Pendant dix jours, un polluant invisible a accompagné la canicule francilienne jusqu’à atteindre 240 µg/m³. Pourquoi l’ozone, précieux à haute altitude, devient-il dangereux près du sol ? L’épisode exceptionnel de juin 2026 révèle surtout ce que des étés plus chauds pourraient changer.

Dix jours sous une pollution invisible, un scénario rarement observé aussi tôt dans l’année
Du 18 au 27 juin 2026, l’Île-de-France a connu un épisode étonnamment tenace. Airparif a relevé des concentrations comprises entre 160 et 200 µg/m³ durant plusieurs jours. Le niveau a ensuite atteint 240 µg/m³ le 27 juin. Une telle persistance reste rare à cette période de l’année.
Le décor météorologique avait quelque chose d’extrême.
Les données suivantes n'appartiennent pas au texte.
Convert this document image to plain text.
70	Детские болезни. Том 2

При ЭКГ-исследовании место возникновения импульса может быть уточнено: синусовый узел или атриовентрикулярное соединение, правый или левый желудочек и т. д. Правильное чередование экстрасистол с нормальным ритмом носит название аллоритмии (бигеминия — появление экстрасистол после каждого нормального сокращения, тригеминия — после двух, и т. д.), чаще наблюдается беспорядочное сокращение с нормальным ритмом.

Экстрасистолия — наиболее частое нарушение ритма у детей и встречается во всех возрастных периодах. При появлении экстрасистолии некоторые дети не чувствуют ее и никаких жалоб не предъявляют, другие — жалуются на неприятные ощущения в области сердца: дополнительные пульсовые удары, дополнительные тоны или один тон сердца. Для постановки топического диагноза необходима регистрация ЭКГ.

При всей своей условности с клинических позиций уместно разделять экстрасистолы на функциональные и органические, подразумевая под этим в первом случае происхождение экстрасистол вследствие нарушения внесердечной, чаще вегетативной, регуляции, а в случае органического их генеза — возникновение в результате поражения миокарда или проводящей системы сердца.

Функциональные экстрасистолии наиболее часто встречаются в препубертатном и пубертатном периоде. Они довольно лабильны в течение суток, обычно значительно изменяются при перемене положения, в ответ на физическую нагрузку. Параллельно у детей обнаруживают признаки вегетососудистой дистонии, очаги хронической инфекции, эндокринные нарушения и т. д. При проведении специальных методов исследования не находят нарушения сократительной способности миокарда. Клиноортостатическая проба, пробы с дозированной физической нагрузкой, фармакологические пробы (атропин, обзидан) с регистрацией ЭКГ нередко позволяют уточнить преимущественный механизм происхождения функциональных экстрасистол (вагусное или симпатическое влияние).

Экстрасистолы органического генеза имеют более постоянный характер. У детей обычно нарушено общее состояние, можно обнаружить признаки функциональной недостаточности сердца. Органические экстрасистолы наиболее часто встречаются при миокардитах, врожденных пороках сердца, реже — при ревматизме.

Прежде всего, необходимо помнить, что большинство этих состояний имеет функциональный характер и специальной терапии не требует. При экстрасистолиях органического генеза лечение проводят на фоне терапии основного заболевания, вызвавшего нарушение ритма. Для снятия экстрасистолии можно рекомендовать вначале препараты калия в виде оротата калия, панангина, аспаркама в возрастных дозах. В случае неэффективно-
La France traversait alors une canicule précoce et durable, du 17 au 30 juin. Les 24 et 25 juin, la température moyenne nationale sur vingt-quatre heures a atteint 30 °C pour la première fois depuis 1947. L’atmosphère réunissait donc presque toutes les conditions nécessaires à la formation d’ozone.
Là-haut il nous protège, ici-bas l’ozone devient un agresseur pour les poumons
L’étrangeté commence avec un paradoxe chimique. Dans la stratosphère, à plusieurs dizaines de kilomètres d’altitude, la couche d’ozone filtre une partie des rayons ultraviolets. Près du sol, cette même molécule change de rôle. L’ozone troposphérique devient alors agressif pour les organismes vivants.
Plus surprenant encore, aucune cheminée ne rejette directement ce polluant. L’ozone apparaît lorsque le Soleil transforme un cocktail de polluants précurseurs. Ce mélange contient notamment des oxydes d’azote et des composés organiques volatils. Le trafic, l’industrie et les combustions fournissent les ingrédients. Le rayonnement solaire déclenche ensuite la réaction chimique.
Les après-midi chauds, lumineux et peu venteux forment donc un terrain idéal. La chaleur accélère les réactions. L’air stagnant empêche aussi la dispersion du polluant. Santé publique France souligne que chaleur et pollution peuvent conjuguer leurs effets. Les risques liés à l’ozone augmentent ainsi pendant les journées très chaudes.
Une molécule minuscule capable de provoquer une véritable réaction dans les voies respiratoires
L’ozone ne forme ni brouillard spectaculaire ni fumée noire. Pourtant, son fort pouvoir oxydant peut irriter les voies respiratoires. Il peut aussi provoquer une inflammation. Toux, gêne respiratoire et baisse de la fonction pulmonaire figurent parmi les effets possibles. Les enfants, les personnes asthmatiques et les sportifs restent particulièrement vulnérables.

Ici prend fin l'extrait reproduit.